I saw this project on github https://github.com/philipl/pifs, where they are trying to compress files in the pi number after the decimal. I guess this makes sense because apparently every finite sequence of digits exist in the never ending decimal numbers of pi. But I am trying to understand 1 step of their process.
So firstly from what I understand, if you want to compress a file, that is really represented in a sequence of numbers like say 471947…2846 (somehow gotten from base 16). Then, they assume that sequence is somewhere in pi.
They somehow then look up where the sequence starts in pi. This is the step I don't understand how they do. But they use a formula called Bailey–Borwein–Plouffe formula to do it.
So the compression is really two numbers $<A,B>$, where A is the index of the start number of pi, and B is the length needed.
To uncompress, its just a for loop, loop through every index from A, and repeat B times, and use that formula, to get the pi digit value, then convert it back to binary, and you have the original file again.
But it's that first step to find that initial start index using the formula I don't understand how that's done. Surely they don't brute force and try every combination in a linear fashion.
Does anyone know?
Thanks
Best Answer
The project you've found is a (deliberate!) joke.

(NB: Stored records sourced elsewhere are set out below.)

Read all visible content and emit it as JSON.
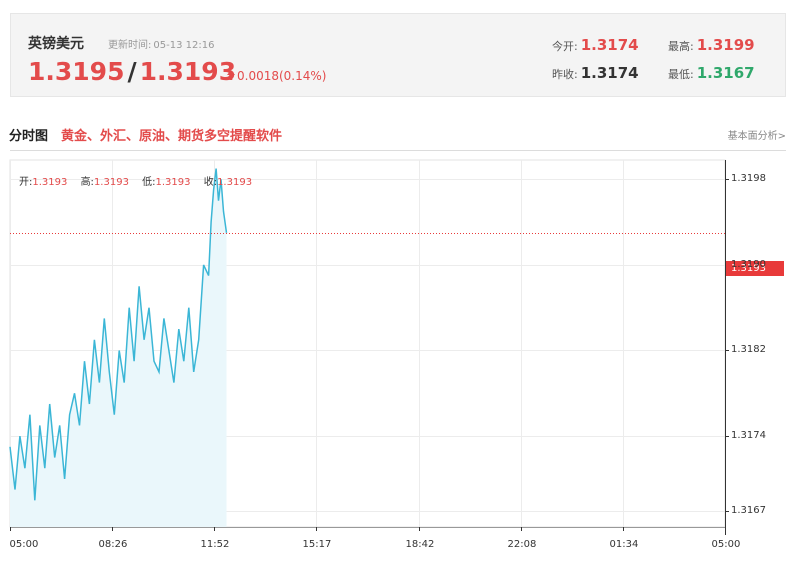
{
  "quote": {
    "name": "英镑美元",
    "updated_label": "更新时间:",
    "updated_value": "05-13 12:16",
    "bid": "1.3195",
    "separator": "/",
    "ask": "1.3193",
    "change": "0.0018(0.14%)",
    "change_arrow": "up-arrow-icon",
    "stats": {
      "open_label": "今开:",
      "open": "1.3174",
      "high_label": "最高:",
      "high": "1.3199",
      "prev_close_label": "昨收:",
      "prev_close": "1.3174",
      "low_label": "最低:",
      "low": "1.3167"
    }
  },
  "section": {
    "title": "分时图",
    "ad_link": "黄金、外汇、原油、期货多空提醒软件",
    "more_link": "基本面分析>"
  },
  "ohlc": {
    "open_label": "开:",
    "open": "1.3193",
    "high_label": "高:",
    "high": "1.3193",
    "low_label": "低:",
    "low": "1.3193",
    "close_label": "收:",
    "close": "1.3193"
  },
  "current_price_tag": "1.3193",
  "colors": {
    "up": "#e34b4b",
    "down": "#2fa86b",
    "line": "#3bb6d6",
    "area": "#eaf7fb",
    "current_tag": "#e83a3a"
  },
  "chart_data": {
    "type": "area",
    "y_ticks": [
      "1.3198",
      "1.3190",
      "1.3182",
      "1.3174",
      "1.3167"
    ],
    "x_ticks": [
      "05:00",
      "08:26",
      "11:52",
      "15:17",
      "18:42",
      "22:08",
      "01:34",
      "05:00"
    ],
    "ylim": [
      1.31655,
      1.31998
    ],
    "current_price": 1.3193,
    "series": [
      {
        "x": [
          "05:00",
          "05:10",
          "05:20",
          "05:30",
          "05:40",
          "05:50",
          "06:00",
          "06:10",
          "06:20",
          "06:30",
          "06:40",
          "06:50",
          "07:00",
          "07:10",
          "07:20",
          "07:30",
          "07:40",
          "07:50",
          "08:00",
          "08:10",
          "08:20",
          "08:30",
          "08:40",
          "08:50",
          "09:00",
          "09:10",
          "09:20",
          "09:30",
          "09:40",
          "09:50",
          "10:00",
          "10:10",
          "10:20",
          "10:30",
          "10:40",
          "10:50",
          "11:00",
          "11:10",
          "11:20",
          "11:30",
          "11:40",
          "11:45",
          "11:50",
          "11:55",
          "12:00",
          "12:05",
          "12:10",
          "12:16"
        ],
        "values": [
          1.3173,
          1.3169,
          1.3174,
          1.3171,
          1.3176,
          1.3168,
          1.3175,
          1.3171,
          1.3177,
          1.3172,
          1.3175,
          1.317,
          1.3176,
          1.3178,
          1.3175,
          1.3181,
          1.3177,
          1.3183,
          1.3179,
          1.3185,
          1.318,
          1.3176,
          1.3182,
          1.3179,
          1.3186,
          1.3181,
          1.3188,
          1.3183,
          1.3186,
          1.3181,
          1.318,
          1.3185,
          1.3182,
          1.3179,
          1.3184,
          1.3181,
          1.3186,
          1.318,
          1.3183,
          1.319,
          1.3189,
          1.3194,
          1.3197,
          1.3199,
          1.3196,
          1.3198,
          1.3195,
          1.3193
        ]
      }
    ]
  }
}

It is true that $\pi$ is suspected to be normal in all bases, which would imply that every finite sequence of hex digits appears somewhere (indeed, many times) in the hexadecimal expansion of $\pi$.
But this cannot be used for compression -- the trouble is that the number $A$ that tells you where to find your file in $\pi$ will -- in the vast majority of cases -- be so large that storing $A$ takes up even more space than it would take to store the original file.
The BBP formula is not particularly suited for finding a particular sequence in $\pi$, except by trial and error, or by starting somewhere in $\pi$ and keep producing digits until you randomly come across the sequence you're looking for. So at first, the goal of the project would be completely impossible -- just locating a ten-byte file would take lifetimes. (That is, some multiple of the lifetime of the universe).
The kicker is in this part of the description:
So it doesn't actually "compress" anything -- it just stores, for each byte in the file, a position in $\pi$ where that particular byte can be found. (And finding such short a segment is certainly doable by brute force). But storing such a position takes more than a byte. So all in all it's just a simple substitution code, with a particularly inefficient implementation.
(And then there's some further joking around, claiming that the indices don't count as space used because they're "metadata".)